Thursday, June 17, 2010

On Handling Dr. Sun

By Chip Tsao | published Jun 17, 2010

No scene looks more surrealistically bizarre than an elegant older lady dressed in a classic Shanghai-style cheongsam, claiming herself to be the granddaughter of the late Sun Yat-sen, founding father of the now overthrown Republic of China, wielding a colossal bronze statue of her grandfather at the gate of the Chinese University, demanding it be erected on campus to show respect for the national hero. I deeply feel sorry for the vice-chancellor, Dr. Lawrence J. Lau, who had hardly finished a mud-flinging fight with his angry students over the erection of the statue of the politically sensitive Goddess of Democracy, only to enter into another battle with a descendant of the most-sacred Dr. Sun over the same issue.

The vice-chancellor feared that the university could fall into some third-rate public gallery of modern Chinese sculptures. That fear is sadly coming true. Following the admission of the statue of our “national father,” there would be little reason to refuse the statue of Joseph Stalin, once revered as the “national grandfather” of communist China in the 1950s, should the local pro-China camp so demand.
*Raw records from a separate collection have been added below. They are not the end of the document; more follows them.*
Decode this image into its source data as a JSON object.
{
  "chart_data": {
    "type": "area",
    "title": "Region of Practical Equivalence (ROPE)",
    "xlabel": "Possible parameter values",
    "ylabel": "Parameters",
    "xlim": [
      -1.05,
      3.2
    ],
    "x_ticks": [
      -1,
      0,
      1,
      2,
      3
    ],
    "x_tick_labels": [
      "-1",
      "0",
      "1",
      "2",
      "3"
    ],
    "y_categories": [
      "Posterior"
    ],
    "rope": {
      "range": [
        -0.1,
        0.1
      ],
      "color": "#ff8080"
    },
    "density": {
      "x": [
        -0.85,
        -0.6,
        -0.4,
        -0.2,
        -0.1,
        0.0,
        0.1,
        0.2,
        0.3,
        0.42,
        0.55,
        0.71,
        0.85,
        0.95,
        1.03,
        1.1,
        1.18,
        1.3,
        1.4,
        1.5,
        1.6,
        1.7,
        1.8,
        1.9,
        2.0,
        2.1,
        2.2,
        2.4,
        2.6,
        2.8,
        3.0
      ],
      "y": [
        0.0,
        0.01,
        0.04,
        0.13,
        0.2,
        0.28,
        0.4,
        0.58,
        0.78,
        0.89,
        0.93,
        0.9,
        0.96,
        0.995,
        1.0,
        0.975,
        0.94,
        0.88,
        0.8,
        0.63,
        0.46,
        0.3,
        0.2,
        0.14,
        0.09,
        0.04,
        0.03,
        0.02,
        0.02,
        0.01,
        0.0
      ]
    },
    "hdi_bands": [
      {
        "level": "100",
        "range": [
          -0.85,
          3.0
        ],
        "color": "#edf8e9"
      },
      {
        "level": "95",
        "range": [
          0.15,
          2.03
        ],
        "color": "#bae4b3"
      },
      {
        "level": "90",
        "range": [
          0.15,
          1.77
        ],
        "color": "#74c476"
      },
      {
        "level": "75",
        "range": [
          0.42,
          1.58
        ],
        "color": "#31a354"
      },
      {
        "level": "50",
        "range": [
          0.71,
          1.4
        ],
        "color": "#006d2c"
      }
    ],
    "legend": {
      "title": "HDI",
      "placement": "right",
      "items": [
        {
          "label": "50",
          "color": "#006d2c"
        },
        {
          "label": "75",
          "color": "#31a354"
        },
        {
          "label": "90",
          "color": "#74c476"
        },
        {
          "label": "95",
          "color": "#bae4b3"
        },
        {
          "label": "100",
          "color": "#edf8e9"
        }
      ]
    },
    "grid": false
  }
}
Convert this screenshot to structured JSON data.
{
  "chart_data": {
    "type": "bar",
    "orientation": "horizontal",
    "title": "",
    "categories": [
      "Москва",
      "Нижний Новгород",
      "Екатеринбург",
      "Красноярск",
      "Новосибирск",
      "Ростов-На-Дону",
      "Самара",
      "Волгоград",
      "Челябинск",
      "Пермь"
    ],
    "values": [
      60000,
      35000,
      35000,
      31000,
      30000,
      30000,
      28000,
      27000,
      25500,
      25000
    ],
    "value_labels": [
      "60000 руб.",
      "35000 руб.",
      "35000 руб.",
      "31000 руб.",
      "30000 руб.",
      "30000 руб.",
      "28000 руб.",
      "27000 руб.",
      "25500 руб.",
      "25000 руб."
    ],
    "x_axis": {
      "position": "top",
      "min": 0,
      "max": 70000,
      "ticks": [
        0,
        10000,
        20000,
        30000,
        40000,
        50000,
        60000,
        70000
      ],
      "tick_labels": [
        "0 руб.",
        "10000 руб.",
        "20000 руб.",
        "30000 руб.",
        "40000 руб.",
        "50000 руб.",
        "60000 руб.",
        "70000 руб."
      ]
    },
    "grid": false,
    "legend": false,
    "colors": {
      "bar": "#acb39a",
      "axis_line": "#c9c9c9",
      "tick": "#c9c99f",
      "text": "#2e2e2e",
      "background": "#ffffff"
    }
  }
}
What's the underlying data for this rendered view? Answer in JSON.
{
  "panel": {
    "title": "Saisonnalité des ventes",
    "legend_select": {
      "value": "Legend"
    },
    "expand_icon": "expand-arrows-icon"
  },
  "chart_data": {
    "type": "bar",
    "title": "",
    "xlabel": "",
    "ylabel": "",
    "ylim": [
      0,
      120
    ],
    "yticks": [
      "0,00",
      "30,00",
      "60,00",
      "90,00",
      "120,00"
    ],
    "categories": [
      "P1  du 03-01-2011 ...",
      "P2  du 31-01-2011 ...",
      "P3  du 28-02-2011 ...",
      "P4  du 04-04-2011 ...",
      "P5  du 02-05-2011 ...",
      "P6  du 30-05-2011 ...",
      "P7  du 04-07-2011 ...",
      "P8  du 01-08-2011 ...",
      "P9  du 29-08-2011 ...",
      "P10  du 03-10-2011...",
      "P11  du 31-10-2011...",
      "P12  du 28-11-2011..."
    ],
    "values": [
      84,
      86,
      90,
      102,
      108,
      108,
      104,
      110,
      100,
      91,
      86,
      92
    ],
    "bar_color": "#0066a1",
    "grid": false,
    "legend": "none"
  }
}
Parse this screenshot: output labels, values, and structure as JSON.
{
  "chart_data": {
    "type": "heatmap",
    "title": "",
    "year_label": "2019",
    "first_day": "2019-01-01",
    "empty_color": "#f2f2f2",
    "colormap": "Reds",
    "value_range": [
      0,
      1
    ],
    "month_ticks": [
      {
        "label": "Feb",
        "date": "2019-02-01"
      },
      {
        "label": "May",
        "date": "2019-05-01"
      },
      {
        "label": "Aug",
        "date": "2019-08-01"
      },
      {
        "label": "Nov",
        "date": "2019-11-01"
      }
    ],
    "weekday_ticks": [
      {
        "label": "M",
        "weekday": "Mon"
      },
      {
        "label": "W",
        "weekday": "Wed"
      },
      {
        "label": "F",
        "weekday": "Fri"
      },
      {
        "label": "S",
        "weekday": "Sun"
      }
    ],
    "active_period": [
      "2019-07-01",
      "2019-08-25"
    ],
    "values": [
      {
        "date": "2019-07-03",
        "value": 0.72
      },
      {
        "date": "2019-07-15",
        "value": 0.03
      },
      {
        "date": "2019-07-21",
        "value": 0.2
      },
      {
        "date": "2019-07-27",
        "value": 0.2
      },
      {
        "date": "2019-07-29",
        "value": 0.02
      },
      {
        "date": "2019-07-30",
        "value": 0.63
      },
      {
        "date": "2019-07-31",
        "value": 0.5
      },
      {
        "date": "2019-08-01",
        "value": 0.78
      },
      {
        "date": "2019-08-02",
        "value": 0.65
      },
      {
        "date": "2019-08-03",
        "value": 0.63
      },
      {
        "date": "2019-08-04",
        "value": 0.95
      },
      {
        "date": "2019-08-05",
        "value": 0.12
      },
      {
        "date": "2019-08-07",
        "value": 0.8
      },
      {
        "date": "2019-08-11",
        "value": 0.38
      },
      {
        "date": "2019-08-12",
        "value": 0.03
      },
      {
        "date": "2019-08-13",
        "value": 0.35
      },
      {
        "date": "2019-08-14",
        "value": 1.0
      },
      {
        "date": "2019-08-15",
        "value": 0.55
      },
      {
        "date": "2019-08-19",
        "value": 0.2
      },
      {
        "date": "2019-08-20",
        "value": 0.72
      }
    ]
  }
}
Once you have the bronze statue of Old Uncle Joe jointly inaugurated by chief executive Donald Tsang and the visiting Premier Wen Jiabao, it would then become more politically correct to also include Chairman Mao, Ho Chi Minh, Fidel Castro, Kim Il-sung, and Kim Jong-il in the full exhibition of the great international communist family. Isn’t the importance of family the key ideological principle of Confucius, whose bronze statue is also firmly anchored on a hill at New Asia College, grimly glaring down at the valley of Sha Tin?

The Chinese University has been put on a difficult public trial. With a long-renowned department of art, some academics there must know that the Chinese have a deft hand for sculpting the face of Buddha on a tiny grain of rice that could be marveled at under a microscope, but statue-carving can hardly be called an outstanding Chinese craft, compared with the skill of the Greeks and Romans. For those who have forgotten what the former Tiger Balm Garden looked like, take a gander at statues in most Chinese cities, ranging from Beijing, Shanghai and even Taipei, a city which has taken years to demolish hundreds of bronze statues of Sun Yat-sen and Chiang Kai-shek on the streets.

Calling these works kitsch is an insult to the German word—”metal zombies” or “frozen nightmares” are fairer descriptions. The latest masterpiece to be forced upon the Chinese University is no exception. A gloomy, deep-brown chocolatey Dr. Sun seated like Abraham Lincoln on a pedestal inscribed with slogans—it’s spooky enough to make Christopher Lee from any “Hammer Horror” film look like an angel. Stop Dr. Sun, so that Pol Pot will never follow, which would be as sinister as a statue of a raving, roaring, axe-wielding Jack Nicholson ripping a bedroom door open.